Mean BMI was around 25 and comparable between V and NV in both genders. This is in contrast with previous studies which showed vegetarians to have a lower BMI [7, 46, 47]. Appleby et al.  found a significant inverse association between dietary fibre and BMI, but this was not confirmed by our results. The lower reported saturated fat intake in female V as compared to the NV did not result in a significantly lower BMI or waist-hip ratio in female V. Except lower subscapular skinfolds in V females no anthropometric differences were found between the V and NV. This can be a consequence of working with small matched samples. The findings concerning the anthropometric characteristics indicate an adequate energy balance, also in the female V who reported an energy intake below the reference value. The waist-hip ratio was comparable between V and NV groups, and was below the upper reference value . Price et al.  and Seidell  showed that for persons aged > 75 yrs, waist-hip ratio should be used instead of BMI because of the positive relationship between mortality and abdominal adiposity. Therefore we can consider that the elderly V and NV in the present study are not at increased risk. Regarding the handgrip strength both groups scored below the reference value and no differences were found between the V and NV. The anthropometric and physical differences compared to the reference values (65 - 75 yrs) may be due to the higher mean age (> 80 yrs) of the studied V and NV groups.
Since in this study V and NV did not substantially differ with respect to dietary intake and nutritional status, one should be careful with the conclusion that only dietary factors of a vegetarian diet cause different morbidity and mortality risks among V and NV.

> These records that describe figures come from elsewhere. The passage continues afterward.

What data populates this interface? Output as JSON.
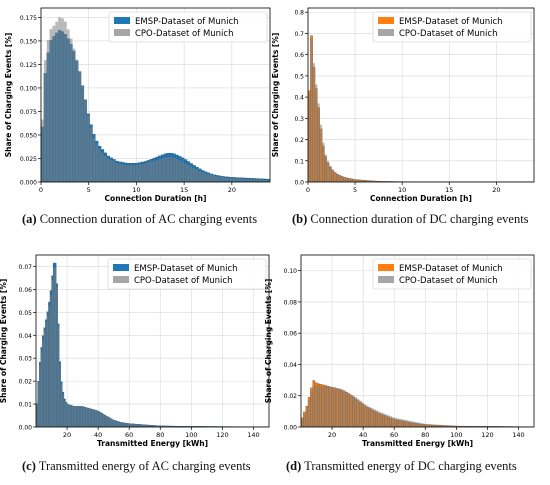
{
  "colors": {
    "emsp_ac": "#1f77b4",
    "emsp_dc": "#ff7f0e",
    "cpo": "#808080"
  },
  "captions": [
    {
      "letter": "(a)",
      "text": " Connection duration of AC charging events"
    },
    {
      "letter": "(b)",
      "text": " Connection duration of DC charging events"
    },
    {
      "letter": "(c)",
      "text": " Transmitted energy of AC charging events"
    },
    {
      "letter": "(d)",
      "text": " Transmitted energy of DC charging events"
    }
  ],
  "chart_data": [
    {
      "type": "bar",
      "xlabel": "Connection Duration [h]",
      "ylabel": "Share of Charging Events [%]",
      "xlim": [
        0,
        24
      ],
      "ylim": [
        0,
        0.185
      ],
      "xticks": [
        0,
        5,
        10,
        15,
        20
      ],
      "yticks": [
        "0.000",
        "0.025",
        "0.050",
        "0.075",
        "0.100",
        "0.125",
        "0.150",
        "0.175"
      ],
      "legend_position": "top-right",
      "series": [
        {
          "name": "EMSP-Dataset of Munich",
          "color_key": "emsp_ac",
          "points": [
            [
              0,
              0.03
            ],
            [
              0.5,
              0.125
            ],
            [
              1,
              0.15
            ],
            [
              1.5,
              0.157
            ],
            [
              2,
              0.162
            ],
            [
              2.5,
              0.158
            ],
            [
              3,
              0.15
            ],
            [
              3.5,
              0.138
            ],
            [
              4,
              0.12
            ],
            [
              4.5,
              0.095
            ],
            [
              5,
              0.07
            ],
            [
              5.5,
              0.052
            ],
            [
              6,
              0.04
            ],
            [
              7,
              0.028
            ],
            [
              8,
              0.022
            ],
            [
              9,
              0.02
            ],
            [
              10,
              0.02
            ],
            [
              11,
              0.022
            ],
            [
              12,
              0.026
            ],
            [
              13,
              0.03
            ],
            [
              13.5,
              0.031
            ],
            [
              14,
              0.03
            ],
            [
              15,
              0.025
            ],
            [
              16,
              0.018
            ],
            [
              17,
              0.012
            ],
            [
              18,
              0.008
            ],
            [
              19,
              0.006
            ],
            [
              20,
              0.005
            ],
            [
              22,
              0.004
            ],
            [
              24,
              0.003
            ]
          ]
        },
        {
          "name": "CPO-Dataset of Munich",
          "color_key": "cpo",
          "points": [
            [
              0,
              0.035
            ],
            [
              0.5,
              0.14
            ],
            [
              1,
              0.162
            ],
            [
              1.5,
              0.168
            ],
            [
              2,
              0.176
            ],
            [
              2.5,
              0.172
            ],
            [
              3,
              0.158
            ],
            [
              3.5,
              0.14
            ],
            [
              4,
              0.12
            ],
            [
              4.5,
              0.095
            ],
            [
              5,
              0.068
            ],
            [
              5.5,
              0.048
            ],
            [
              6,
              0.036
            ],
            [
              7,
              0.025
            ],
            [
              8,
              0.02
            ],
            [
              9,
              0.018
            ],
            [
              10,
              0.018
            ],
            [
              11,
              0.02
            ],
            [
              12,
              0.023
            ],
            [
              13,
              0.026
            ],
            [
              13.5,
              0.027
            ],
            [
              14,
              0.026
            ],
            [
              15,
              0.021
            ],
            [
              16,
              0.015
            ],
            [
              17,
              0.01
            ],
            [
              18,
              0.007
            ],
            [
              19,
              0.005
            ],
            [
              20,
              0.004
            ],
            [
              22,
              0.003
            ],
            [
              24,
              0.002
            ]
          ]
        }
      ]
    },
    {
      "type": "bar",
      "xlabel": "Connection Duration [h]",
      "ylabel": "Share of Charging Events [%]",
      "xlim": [
        0,
        24
      ],
      "ylim": [
        0,
        0.82
      ],
      "xticks": [
        0,
        5,
        10,
        15,
        20
      ],
      "yticks": [
        "0.0",
        "0.1",
        "0.2",
        "0.3",
        "0.4",
        "0.5",
        "0.6",
        "0.7",
        "0.8"
      ],
      "legend_position": "top-right",
      "series": [
        {
          "name": "EMSP-Dataset of Munich",
          "color_key": "emsp_dc",
          "points": [
            [
              0,
              0.08
            ],
            [
              0.25,
              0.78
            ],
            [
              0.5,
              0.6
            ],
            [
              0.75,
              0.48
            ],
            [
              1,
              0.4
            ],
            [
              1.25,
              0.3
            ],
            [
              1.5,
              0.2
            ],
            [
              1.75,
              0.14
            ],
            [
              2,
              0.1
            ],
            [
              2.5,
              0.06
            ],
            [
              3,
              0.04
            ],
            [
              3.5,
              0.028
            ],
            [
              4,
              0.02
            ],
            [
              5,
              0.012
            ],
            [
              6,
              0.008
            ],
            [
              7,
              0.005
            ],
            [
              8,
              0.003
            ],
            [
              10,
              0.002
            ],
            [
              15,
              0.001
            ],
            [
              24,
              0.001
            ]
          ]
        },
        {
          "name": "CPO-Dataset of Munich",
          "color_key": "cpo",
          "points": [
            [
              0,
              0.1
            ],
            [
              0.25,
              0.73
            ],
            [
              0.5,
              0.62
            ],
            [
              0.75,
              0.5
            ],
            [
              1,
              0.42
            ],
            [
              1.25,
              0.32
            ],
            [
              1.5,
              0.22
            ],
            [
              1.75,
              0.15
            ],
            [
              2,
              0.11
            ],
            [
              2.5,
              0.065
            ],
            [
              3,
              0.042
            ],
            [
              3.5,
              0.03
            ],
            [
              4,
              0.022
            ],
            [
              5,
              0.013
            ],
            [
              6,
              0.009
            ],
            [
              7,
              0.006
            ],
            [
              8,
              0.004
            ],
            [
              10,
              0.002
            ],
            [
              15,
              0.001
            ],
            [
              24,
              0.001
            ]
          ]
        }
      ]
    },
    {
      "type": "bar",
      "xlabel": "Transmitted Energy [kWh]",
      "ylabel": "Share of Charging Events [%]",
      "xlim": [
        0,
        150
      ],
      "ylim": [
        0,
        0.075
      ],
      "xticks": [
        20,
        40,
        60,
        80,
        100,
        120,
        140
      ],
      "yticks": [
        "0.00",
        "0.01",
        "0.02",
        "0.03",
        "0.04",
        "0.05",
        "0.06",
        "0.07"
      ],
      "legend_position": "top-right",
      "series": [
        {
          "name": "EMSP-Dataset of Munich",
          "color_key": "emsp_ac",
          "points": [
            [
              0,
              0.005
            ],
            [
              2,
              0.025
            ],
            [
              4,
              0.038
            ],
            [
              6,
              0.045
            ],
            [
              8,
              0.052
            ],
            [
              10,
              0.062
            ],
            [
              11,
              0.07
            ],
            [
              12,
              0.073
            ],
            [
              13,
              0.07
            ],
            [
              14,
              0.055
            ],
            [
              15,
              0.035
            ],
            [
              16,
              0.022
            ],
            [
              18,
              0.013
            ],
            [
              20,
              0.01
            ],
            [
              25,
              0.009
            ],
            [
              30,
              0.009
            ],
            [
              35,
              0.008
            ],
            [
              40,
              0.007
            ],
            [
              45,
              0.005
            ],
            [
              50,
              0.003
            ],
            [
              55,
              0.002
            ],
            [
              60,
              0.0015
            ],
            [
              70,
              0.001
            ],
            [
              80,
              0.0005
            ],
            [
              100,
              0.0003
            ],
            [
              150,
              0.0001
            ]
          ]
        },
        {
          "name": "CPO-Dataset of Munich",
          "color_key": "cpo",
          "points": [
            [
              0,
              0.006
            ],
            [
              2,
              0.024
            ],
            [
              4,
              0.036
            ],
            [
              6,
              0.044
            ],
            [
              8,
              0.05
            ],
            [
              10,
              0.06
            ],
            [
              11,
              0.068
            ],
            [
              12,
              0.071
            ],
            [
              13,
              0.068
            ],
            [
              14,
              0.054
            ],
            [
              15,
              0.034
            ],
            [
              16,
              0.021
            ],
            [
              18,
              0.012
            ],
            [
              20,
              0.01
            ],
            [
              25,
              0.009
            ],
            [
              30,
              0.009
            ],
            [
              35,
              0.008
            ],
            [
              40,
              0.007
            ],
            [
              45,
              0.005
            ],
            [
              50,
              0.003
            ],
            [
              55,
              0.002
            ],
            [
              60,
              0.0015
            ],
            [
              70,
              0.001
            ],
            [
              80,
              0.0005
            ],
            [
              100,
              0.0003
            ],
            [
              150,
              0.0001
            ]
          ]
        }
      ]
    },
    {
      "type": "bar",
      "xlabel": "Transmitted Energy [kWh]",
      "ylabel": "Share of Charging Events [%]",
      "xlim": [
        0,
        150
      ],
      "ylim": [
        0,
        0.11
      ],
      "xticks": [
        20,
        40,
        60,
        80,
        100,
        120,
        140
      ],
      "yticks": [
        "0.00",
        "0.02",
        "0.04",
        "0.06",
        "0.08",
        "0.10"
      ],
      "legend_position": "top-right",
      "series": [
        {
          "name": "EMSP-Dataset of Munich",
          "color_key": "emsp_dc",
          "points": [
            [
              0,
              0.004
            ],
            [
              4,
              0.014
            ],
            [
              6,
              0.022
            ],
            [
              8,
              0.03
            ],
            [
              10,
              0.028
            ],
            [
              14,
              0.027
            ],
            [
              18,
              0.026
            ],
            [
              22,
              0.025
            ],
            [
              26,
              0.024
            ],
            [
              30,
              0.022
            ],
            [
              34,
              0.019
            ],
            [
              38,
              0.016
            ],
            [
              42,
              0.013
            ],
            [
              46,
              0.011
            ],
            [
              50,
              0.009
            ],
            [
              55,
              0.007
            ],
            [
              60,
              0.005
            ],
            [
              65,
              0.004
            ],
            [
              70,
              0.003
            ],
            [
              80,
              0.0015
            ],
            [
              100,
              0.0006
            ],
            [
              150,
              0.0002
            ]
          ]
        },
        {
          "name": "CPO-Dataset of Munich",
          "color_key": "cpo",
          "points": [
            [
              0,
              0.003
            ],
            [
              4,
              0.012
            ],
            [
              6,
              0.02
            ],
            [
              8,
              0.026
            ],
            [
              10,
              0.026
            ],
            [
              14,
              0.026
            ],
            [
              18,
              0.026
            ],
            [
              22,
              0.025
            ],
            [
              26,
              0.024
            ],
            [
              30,
              0.022
            ],
            [
              34,
              0.02
            ],
            [
              38,
              0.017
            ],
            [
              42,
              0.014
            ],
            [
              46,
              0.012
            ],
            [
              50,
              0.01
            ],
            [
              55,
              0.008
            ],
            [
              60,
              0.006
            ],
            [
              65,
              0.005
            ],
            [
              70,
              0.004
            ],
            [
              80,
              0.002
            ],
            [
              100,
              0.0008
            ],
            [
              150,
              0.0002
            ]
          ]
        }
      ]
    }
  ]
}
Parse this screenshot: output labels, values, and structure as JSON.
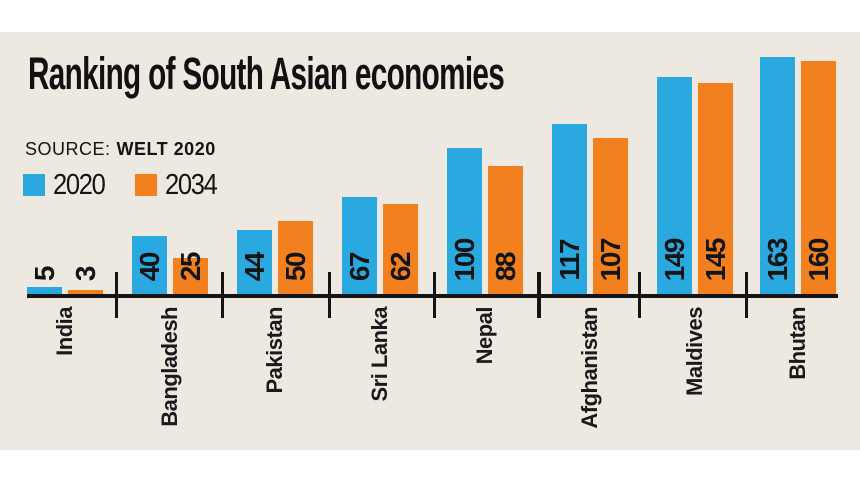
{
  "title": "Ranking of South Asian economies",
  "source": {
    "label": "SOURCE:",
    "value": "WELT 2020"
  },
  "legend": [
    {
      "label": "2020",
      "color": "#29A9E0"
    },
    {
      "label": "2034",
      "color": "#F2801E"
    }
  ],
  "colors": {
    "series_2020": "#29A9E0",
    "series_2034": "#F2801E",
    "panel_background": "#EDE9E1",
    "outer_background": "#FFFFFF",
    "ink": "#141414"
  },
  "chart_data": {
    "type": "bar",
    "title": "Ranking of South Asian economies",
    "source": "WELT 2020",
    "orientation": "vertical",
    "grid": false,
    "axes": "baseline-only",
    "value_labels": "rotated, at bar base",
    "category_labels": "rotated, below baseline",
    "legend_position": "top-left",
    "ylim": [
      0,
      170
    ],
    "categories": [
      "India",
      "Bangladesh",
      "Pakistan",
      "Sri Lanka",
      "Nepal",
      "Afghanistan",
      "Maldives",
      "Bhutan"
    ],
    "series": [
      {
        "name": "2020",
        "color": "#29A9E0",
        "values": [
          5,
          40,
          44,
          67,
          100,
          117,
          149,
          163
        ]
      },
      {
        "name": "2034",
        "color": "#F2801E",
        "values": [
          3,
          25,
          50,
          62,
          88,
          107,
          145,
          160
        ]
      }
    ]
  }
}
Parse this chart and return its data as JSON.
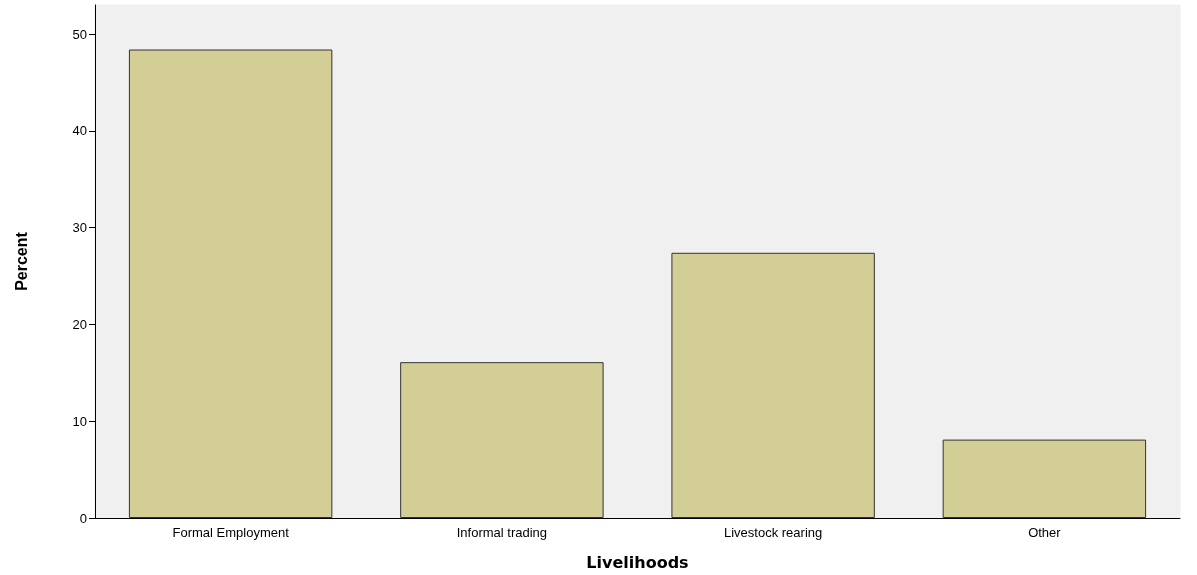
{
  "chart_data": {
    "type": "bar",
    "xlabel": "Livelihoods",
    "ylabel": "Percent",
    "categories": [
      "Formal Employment",
      "Informal trading",
      "Livestock rearing",
      "Other"
    ],
    "values": [
      48.4,
      16.1,
      27.4,
      8.1
    ],
    "color": "#d3cd96",
    "ylim": [
      0,
      53
    ],
    "yticks": [
      0,
      10,
      20,
      30,
      40,
      50
    ],
    "grid": false
  }
}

A limitation of the present study may be the fact that the compared senior citizens homes in this study are located in two different regions (Belgium and the Netherlands). This is mainly due to the fact that, to our knowledge, there is but one exclusively vegetarian senior citizens home in the Netherlands and none in the Dutch speaking region of Belgium. Nonetheless, the national food consumption surveys in both regions showed similar shortcomings typical for European diets regarding the macro- and micronutrient intake. Another drawback is the non-randomized sampling of the two populations studied. More extensive studies have to be undertaken in order to gain more knowledge about the value of vegetarian diets in elderly people.